Just to keep the noir going, Pushover (1954). Directed by Richard Quine, it starts Fred MacMurray and Kim Novak, and it does have a touch of Double Indemnity in it.
It starts with a bank robbery and murder. Then we cut to Kim Novak coming out of the movies. She is wrapped in furs, but all alone. When her car won't start, Fred MacMurray comes over to help. They both noticed each other in the theater and wondered why they were alone. Well, I'm wondering too. They have some sexy dialog, go to a bar, then his place, and the whole time, we don't know what's going on. Who are these people and what are they up to?
Spoiler - he's a cop and she's the moll of one of the bank robbers.

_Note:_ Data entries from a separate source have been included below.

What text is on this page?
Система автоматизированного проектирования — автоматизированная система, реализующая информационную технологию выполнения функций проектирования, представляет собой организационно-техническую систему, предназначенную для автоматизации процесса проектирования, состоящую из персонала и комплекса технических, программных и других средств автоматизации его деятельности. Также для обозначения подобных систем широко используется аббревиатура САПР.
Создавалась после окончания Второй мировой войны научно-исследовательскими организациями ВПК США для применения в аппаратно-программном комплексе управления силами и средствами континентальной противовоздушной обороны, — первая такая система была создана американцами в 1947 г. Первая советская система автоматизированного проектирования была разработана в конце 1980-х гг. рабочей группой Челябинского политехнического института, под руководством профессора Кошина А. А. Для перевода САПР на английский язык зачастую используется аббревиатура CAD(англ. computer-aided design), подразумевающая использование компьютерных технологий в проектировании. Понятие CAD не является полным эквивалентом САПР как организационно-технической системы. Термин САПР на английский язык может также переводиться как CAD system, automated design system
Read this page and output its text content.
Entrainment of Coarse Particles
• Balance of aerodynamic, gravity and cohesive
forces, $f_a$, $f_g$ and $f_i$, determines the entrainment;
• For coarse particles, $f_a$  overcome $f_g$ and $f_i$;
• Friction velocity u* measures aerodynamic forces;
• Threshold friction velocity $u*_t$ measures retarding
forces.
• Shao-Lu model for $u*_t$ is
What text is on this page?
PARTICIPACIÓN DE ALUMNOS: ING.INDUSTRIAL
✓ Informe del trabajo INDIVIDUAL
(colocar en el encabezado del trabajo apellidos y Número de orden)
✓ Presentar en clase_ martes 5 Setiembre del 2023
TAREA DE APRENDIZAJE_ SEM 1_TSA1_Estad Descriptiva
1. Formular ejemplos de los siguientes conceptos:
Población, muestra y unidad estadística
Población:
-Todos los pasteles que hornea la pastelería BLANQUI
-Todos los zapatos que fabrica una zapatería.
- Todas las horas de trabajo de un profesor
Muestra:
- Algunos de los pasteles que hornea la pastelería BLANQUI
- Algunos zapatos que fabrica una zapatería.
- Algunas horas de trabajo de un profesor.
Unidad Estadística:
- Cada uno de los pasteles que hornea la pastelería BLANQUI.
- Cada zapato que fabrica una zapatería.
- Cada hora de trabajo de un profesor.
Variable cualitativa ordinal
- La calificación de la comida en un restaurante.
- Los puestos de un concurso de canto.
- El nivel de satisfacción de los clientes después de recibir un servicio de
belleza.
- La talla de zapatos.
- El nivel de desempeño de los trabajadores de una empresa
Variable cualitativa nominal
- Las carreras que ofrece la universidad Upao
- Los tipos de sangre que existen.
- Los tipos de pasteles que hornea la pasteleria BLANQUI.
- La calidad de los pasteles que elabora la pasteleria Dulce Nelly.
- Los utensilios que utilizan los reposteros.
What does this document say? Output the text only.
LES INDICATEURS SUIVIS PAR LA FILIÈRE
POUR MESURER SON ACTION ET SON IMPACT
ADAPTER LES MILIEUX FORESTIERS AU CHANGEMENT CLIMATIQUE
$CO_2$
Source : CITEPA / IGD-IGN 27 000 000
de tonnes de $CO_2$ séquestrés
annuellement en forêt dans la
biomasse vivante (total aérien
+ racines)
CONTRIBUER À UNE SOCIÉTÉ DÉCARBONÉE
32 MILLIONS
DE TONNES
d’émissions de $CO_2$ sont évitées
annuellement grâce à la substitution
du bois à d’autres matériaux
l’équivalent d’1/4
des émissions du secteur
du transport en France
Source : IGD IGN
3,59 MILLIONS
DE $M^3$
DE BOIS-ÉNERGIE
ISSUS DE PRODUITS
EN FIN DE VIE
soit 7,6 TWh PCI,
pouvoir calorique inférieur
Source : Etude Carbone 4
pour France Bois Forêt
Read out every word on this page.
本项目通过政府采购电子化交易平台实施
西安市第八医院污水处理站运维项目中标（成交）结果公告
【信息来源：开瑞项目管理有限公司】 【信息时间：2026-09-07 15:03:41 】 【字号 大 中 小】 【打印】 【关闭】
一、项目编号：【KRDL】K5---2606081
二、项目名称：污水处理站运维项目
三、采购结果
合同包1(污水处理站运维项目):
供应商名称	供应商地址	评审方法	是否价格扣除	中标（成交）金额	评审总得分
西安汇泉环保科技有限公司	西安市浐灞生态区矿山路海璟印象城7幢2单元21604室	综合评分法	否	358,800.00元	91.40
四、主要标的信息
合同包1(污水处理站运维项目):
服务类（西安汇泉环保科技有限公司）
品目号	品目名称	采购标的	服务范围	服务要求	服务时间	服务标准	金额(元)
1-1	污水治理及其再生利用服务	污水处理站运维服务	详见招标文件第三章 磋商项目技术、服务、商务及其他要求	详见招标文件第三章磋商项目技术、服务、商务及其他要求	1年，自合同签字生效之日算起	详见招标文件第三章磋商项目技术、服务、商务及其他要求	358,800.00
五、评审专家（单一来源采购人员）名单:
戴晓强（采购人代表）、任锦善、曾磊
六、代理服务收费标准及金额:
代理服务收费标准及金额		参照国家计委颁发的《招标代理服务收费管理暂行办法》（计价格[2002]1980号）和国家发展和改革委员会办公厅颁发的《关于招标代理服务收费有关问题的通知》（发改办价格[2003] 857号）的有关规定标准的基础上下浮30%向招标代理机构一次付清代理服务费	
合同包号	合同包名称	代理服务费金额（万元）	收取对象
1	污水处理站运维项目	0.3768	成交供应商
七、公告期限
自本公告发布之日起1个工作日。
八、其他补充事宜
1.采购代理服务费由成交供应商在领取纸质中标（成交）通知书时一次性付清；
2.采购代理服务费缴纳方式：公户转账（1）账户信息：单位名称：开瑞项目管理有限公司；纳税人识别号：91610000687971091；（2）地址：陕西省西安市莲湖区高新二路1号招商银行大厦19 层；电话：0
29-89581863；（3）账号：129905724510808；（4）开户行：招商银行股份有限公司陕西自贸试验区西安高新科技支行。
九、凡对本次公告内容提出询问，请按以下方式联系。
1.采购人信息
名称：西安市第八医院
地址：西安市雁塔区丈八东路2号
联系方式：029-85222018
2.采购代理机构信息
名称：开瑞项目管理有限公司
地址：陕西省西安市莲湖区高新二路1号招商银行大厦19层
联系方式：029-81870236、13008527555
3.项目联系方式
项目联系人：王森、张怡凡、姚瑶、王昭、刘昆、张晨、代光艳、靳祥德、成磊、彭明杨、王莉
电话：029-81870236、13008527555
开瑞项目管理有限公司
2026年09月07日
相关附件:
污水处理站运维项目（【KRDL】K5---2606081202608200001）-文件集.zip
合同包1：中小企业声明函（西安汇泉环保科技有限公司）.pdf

MacMurray was assigned to get close to her, and I guess he is pretty good at it. Of course, she does catch on, in a great little scene where she spits, "You're a cop!" and slaps him. As she kicks him out, she says, "Well, it's been weird knowing you." But he isn't just sleeping with her because it's his job. He's starting to fall in love with her. So they start cooking up a scheme to take the money from the heist and run off together.
Meanwhile, MacMurray has to keep playing cop, doing surveillance along with partner Phil Carey. Carey spends most of his time watching the redhead next door to Novak, a wholesome nurse who puts up drapes in jeans and a man's shirt and hosts cocktail parties after a long day at work. She's played by Dorothy Malone, usually a bad girl. Her part starts out as something like comic relief, but turns into a little more.
This is no Double Indemnity - Novak is more a sex kitten than femme fatale, and MacMurray's cop doesn't have the depth of Walter Neff. But Novak is sexy and real and fun to watch. The cold open is odd and can throw you off balance. All in all, exemplary noir.
Ms. Spenser, on the other hand, was disappoint that nobody was actually push over anything, like off the roof.